I never wanted to be an astronaut or police officer when I was younger. I always knew what I become since I was five years old–a teacher.
Three months after my fifth birthday my little sister arrived on the scene. In the very beginning I was jealous of all the attention she was getting and I even got a present the day she was born to pacify me. It was only later, months probably, that I truly came to the realization of having a younger sister. She was my very own doll come to life. I could play with her and teach her everything I knew. Even at a young age I loved learning, it was an equal love to teach my sister the things I learned each day when I got home from school. I wanted to share everything with her (this feeling didn’t last long, sorry Mom). One of my proudest accomplishments to date was “educating” her, she was reading and writing before going to school.
I was a teacher’s pet in elementary school, a dream student. I would finish my work quickly and then help answer questions of fellow students that sat nearby. Later (I think around fifth grade) I would be given more responsibility and the chance to help whomever needed it in our classroom, along with a few other “quick learners”. I was lucky to grow up when I did and teasing and bullying were a rare thing, usually only happening on the playground due to lack of sportsmanship. It wasn’t until I entered high school that I learned to keep my mouth shut and only answer questions when asked directly.

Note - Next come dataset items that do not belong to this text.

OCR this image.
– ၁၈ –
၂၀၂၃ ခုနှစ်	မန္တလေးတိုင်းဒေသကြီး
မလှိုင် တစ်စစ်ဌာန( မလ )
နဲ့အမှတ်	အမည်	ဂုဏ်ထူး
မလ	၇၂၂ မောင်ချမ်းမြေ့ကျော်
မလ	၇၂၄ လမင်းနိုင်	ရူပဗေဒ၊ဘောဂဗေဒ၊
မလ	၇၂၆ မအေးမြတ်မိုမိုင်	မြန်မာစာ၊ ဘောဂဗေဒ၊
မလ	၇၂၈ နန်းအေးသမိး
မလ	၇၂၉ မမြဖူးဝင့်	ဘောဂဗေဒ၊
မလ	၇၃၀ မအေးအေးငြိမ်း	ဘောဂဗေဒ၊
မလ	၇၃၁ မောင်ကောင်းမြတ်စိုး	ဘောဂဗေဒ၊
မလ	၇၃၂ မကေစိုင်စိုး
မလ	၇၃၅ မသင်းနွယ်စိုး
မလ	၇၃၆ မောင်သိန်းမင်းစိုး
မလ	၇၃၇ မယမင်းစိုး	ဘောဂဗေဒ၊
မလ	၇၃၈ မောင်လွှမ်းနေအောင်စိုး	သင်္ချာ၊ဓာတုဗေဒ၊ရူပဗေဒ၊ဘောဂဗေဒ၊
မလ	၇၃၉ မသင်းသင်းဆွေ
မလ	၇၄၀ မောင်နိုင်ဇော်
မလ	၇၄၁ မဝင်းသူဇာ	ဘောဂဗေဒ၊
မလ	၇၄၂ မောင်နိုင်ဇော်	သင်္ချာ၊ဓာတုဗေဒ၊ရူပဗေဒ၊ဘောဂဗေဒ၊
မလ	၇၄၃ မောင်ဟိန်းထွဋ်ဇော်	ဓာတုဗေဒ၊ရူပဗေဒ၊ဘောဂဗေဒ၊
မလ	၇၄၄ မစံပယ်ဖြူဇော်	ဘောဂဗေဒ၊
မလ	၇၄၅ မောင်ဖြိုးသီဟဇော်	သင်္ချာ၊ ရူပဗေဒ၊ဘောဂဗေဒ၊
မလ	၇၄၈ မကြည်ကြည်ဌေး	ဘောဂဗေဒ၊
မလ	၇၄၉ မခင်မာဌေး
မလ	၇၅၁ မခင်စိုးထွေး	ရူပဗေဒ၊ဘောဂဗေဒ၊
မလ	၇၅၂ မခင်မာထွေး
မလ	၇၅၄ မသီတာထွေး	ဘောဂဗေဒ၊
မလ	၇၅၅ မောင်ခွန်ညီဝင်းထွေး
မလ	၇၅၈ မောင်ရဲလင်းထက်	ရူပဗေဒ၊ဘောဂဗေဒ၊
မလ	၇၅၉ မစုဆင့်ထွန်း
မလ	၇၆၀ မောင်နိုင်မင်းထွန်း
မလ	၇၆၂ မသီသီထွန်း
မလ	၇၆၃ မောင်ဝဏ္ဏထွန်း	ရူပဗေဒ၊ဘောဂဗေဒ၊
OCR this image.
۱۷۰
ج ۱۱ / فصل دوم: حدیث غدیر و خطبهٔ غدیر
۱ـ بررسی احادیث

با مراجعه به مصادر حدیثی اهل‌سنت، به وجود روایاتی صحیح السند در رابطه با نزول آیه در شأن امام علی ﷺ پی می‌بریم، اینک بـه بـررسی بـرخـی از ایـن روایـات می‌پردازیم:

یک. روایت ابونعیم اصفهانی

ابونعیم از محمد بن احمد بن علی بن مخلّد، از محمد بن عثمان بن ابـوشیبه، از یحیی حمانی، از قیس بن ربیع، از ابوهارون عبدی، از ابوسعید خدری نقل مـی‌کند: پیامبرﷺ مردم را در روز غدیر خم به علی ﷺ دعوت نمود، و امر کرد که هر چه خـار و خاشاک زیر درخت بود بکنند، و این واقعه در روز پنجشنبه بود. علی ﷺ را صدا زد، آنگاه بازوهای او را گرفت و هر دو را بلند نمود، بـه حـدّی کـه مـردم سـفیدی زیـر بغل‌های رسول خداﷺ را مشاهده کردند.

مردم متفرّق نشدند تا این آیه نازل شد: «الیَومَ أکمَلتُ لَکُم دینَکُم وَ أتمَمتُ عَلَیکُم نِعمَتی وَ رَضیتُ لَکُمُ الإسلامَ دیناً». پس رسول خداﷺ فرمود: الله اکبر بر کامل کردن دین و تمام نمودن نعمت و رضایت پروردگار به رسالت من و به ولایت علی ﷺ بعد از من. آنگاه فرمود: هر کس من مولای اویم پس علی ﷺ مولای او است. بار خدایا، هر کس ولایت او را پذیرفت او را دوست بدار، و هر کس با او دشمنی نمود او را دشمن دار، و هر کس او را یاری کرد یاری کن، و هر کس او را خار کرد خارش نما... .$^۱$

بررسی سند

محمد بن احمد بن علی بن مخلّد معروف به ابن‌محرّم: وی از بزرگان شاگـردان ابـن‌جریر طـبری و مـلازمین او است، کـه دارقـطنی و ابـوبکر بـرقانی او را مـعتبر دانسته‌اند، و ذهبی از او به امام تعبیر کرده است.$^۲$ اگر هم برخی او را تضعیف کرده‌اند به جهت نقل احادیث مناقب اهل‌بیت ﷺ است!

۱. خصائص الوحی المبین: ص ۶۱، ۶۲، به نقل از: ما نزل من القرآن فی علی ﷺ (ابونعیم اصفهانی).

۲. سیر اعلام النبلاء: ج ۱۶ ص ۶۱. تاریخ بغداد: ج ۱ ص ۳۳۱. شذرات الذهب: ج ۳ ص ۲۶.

Being a member of math club I was able to get preferential treatment during algebra. I would finish assignments ahead of time and work on other homework, help others, or spend free time reading, etc. A classmate made a remark about the unfairness of the two groups in our math class, something along the lines of the smart group and dumb group. I remember that I never really saw a distinction in our class before until it was pointed out to me. It upset me greatly and since that moment I tried to blend in and not get grouped into a distinct clique. That was one of the first signs that my desired profession could waiver.
Another sign was due to a history teacher and his treatment of the females in his classroom. This teacher did not even try to hide his discrimination. I began to learn that teachers were not always heroes but human too. I finally made the decision to look for a new calling after student teaching in high school. I was able to work with a teacher that my sister praised, one of her favorites from elementary school. It was a tough classroom, walking into an environment where the adult in charge is OCD about most things and doesn’t relinquish control without a fight. I did not enjoy that experience at all because I was basically a gofer and errands were my specialty. The teacher even wrote in my evaluation that I would not make a good teacher. I was crushed.

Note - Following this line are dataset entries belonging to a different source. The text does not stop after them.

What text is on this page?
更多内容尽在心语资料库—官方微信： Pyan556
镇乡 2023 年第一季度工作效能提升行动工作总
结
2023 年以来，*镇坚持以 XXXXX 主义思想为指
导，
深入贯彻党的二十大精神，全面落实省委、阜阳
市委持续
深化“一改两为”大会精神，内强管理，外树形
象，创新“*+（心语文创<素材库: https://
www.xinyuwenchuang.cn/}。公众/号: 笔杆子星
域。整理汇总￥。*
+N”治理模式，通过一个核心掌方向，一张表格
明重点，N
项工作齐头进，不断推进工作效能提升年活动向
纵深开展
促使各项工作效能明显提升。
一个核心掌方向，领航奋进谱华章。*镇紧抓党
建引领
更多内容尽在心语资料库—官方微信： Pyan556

Jump to after college and a few years of jobs not careers taking over my life when I get the opportunity to teach. I had long ago given up that dream but it was the chance to travel abroad and why not? My best friend is an international teacher and she was able to snag me a job at her school in South America. I was terrified not because I didn’t know the language but what if I failed. What if I didn’t know how to teach? I was thrown to the wolves and became a fourth grade teacher with no idea of what it would entail.
Looking back at my year in South America I am grateful. That experience showed me that I could survive and that teaching is something I enjoy. I had a lot of fun with my students and I also struggled during the school year but overall I think it changed me.
I am still debating on what to do with my life, still working jobs and not toward a career. I want to go to work each day loving what I do and I don’t think I have found that yet. It is such a tough decision to pick an interest and follow it through. I sometimes wish my dreams were more tangible. This feeling of being clueless is terrible, I sometimes wake up and don’t even think I know myself. Right now I’m working on discovering my self as cliche as that sounds. I hope that one day soon I will have that spark again like I did when I was teaching my sister to read and write. Until then I’ll keep on keeping on, living each day with my goals in mind.
what were your childhood aspirations?